爽やかな春風で桜の花びらが舞い踊る四月――、




「先生! 先生、早くっ!」


裏門に横付けされた黒塗りの車の前で大声を出している男在り。




「だ、だからぁ~っ、その“先生”っていう呼び方は止めて下さい~っ」


その男に“先生”と呼ばれた高校二年生の春川姫乃は全力疾走しながら小声で走って来た。

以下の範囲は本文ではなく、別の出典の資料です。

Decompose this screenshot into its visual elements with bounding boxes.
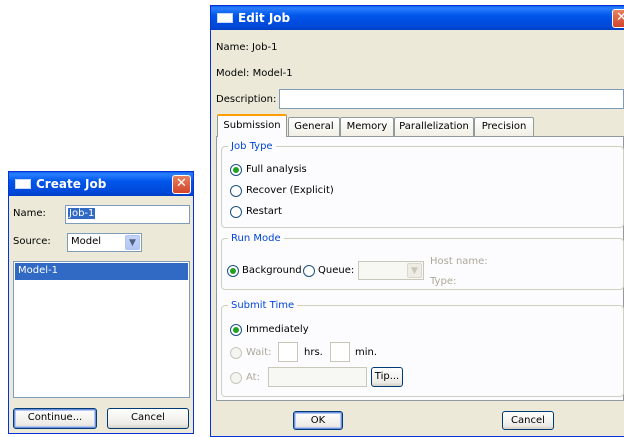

「ハァ、ハァ……お、お願いですから、“先生”って言うのだけは……」


……と言うより、息が上がって声が出ないでいる。




「そんな事より、早く乗って下さいっ」


後部座席のドアを大きく開けて待っていた出版社の社員・沢村は


姫乃が息も絶え絶えで目の前まで来ると後部座席に押し込めた。






「先生、今日は随分遅かったですね? 掃除当番かなんかですか?」




「……いえ……日直でした」


姫乃はようやく落ち着いてきた息を整えながら答えた。




「あー、日直ですかー、懐かしいですねー」




「あの、ところで沢村さん」




「はい?」




「その“先生”っていう呼び方……人前では……、と言うか、


 止めてもらえませんか?」




「どうしてですか?」




「だ、だって、他の人に聞かれたら……」




「別に先生がイラストレーターの“一愛ひめ”だってバレてもいいじゃないですか?


 悪い事をしている訳じゃないんですし」




「で、でもぉー……」


姫乃は高校に入ってからイラストレーターとしてデビューし、すぐに人気が出た。


素性こそ知られていないものの、今ではその“一愛”の名も全国に知れ渡っている。


その為、姫乃は周りには内緒で仕事をしているのだ。




「じゃあ、“先生”が嫌ならなんてお呼びすればいいんですか?」




「普通に名前でお願いします」




「わかりました。なら、“春川さん”とお呼びします」


沢村の苦笑いしている顔がバックミラーに映る。




「はい」


姫乃は笑みを返した。




「では、春川さん、今日のスケジュールですが、まず最初にうちの社で取材があります。


 その後、いつものホテルでお仕事をして頂きます」


姫乃は毎週末、ホテルに籠って仕事をしている。


別に仕事自体は自宅でも出来る。


実際、デビューしたばかりの頃はそうだった。


しかし、姫乃の人気が出るにつれて仕事場を別に構える方が都合が良くなったのだ。


毎週土曜日の放課後、沢村が姫乃を学校まで迎えに来ているのはホテルまで連れて行く為だ。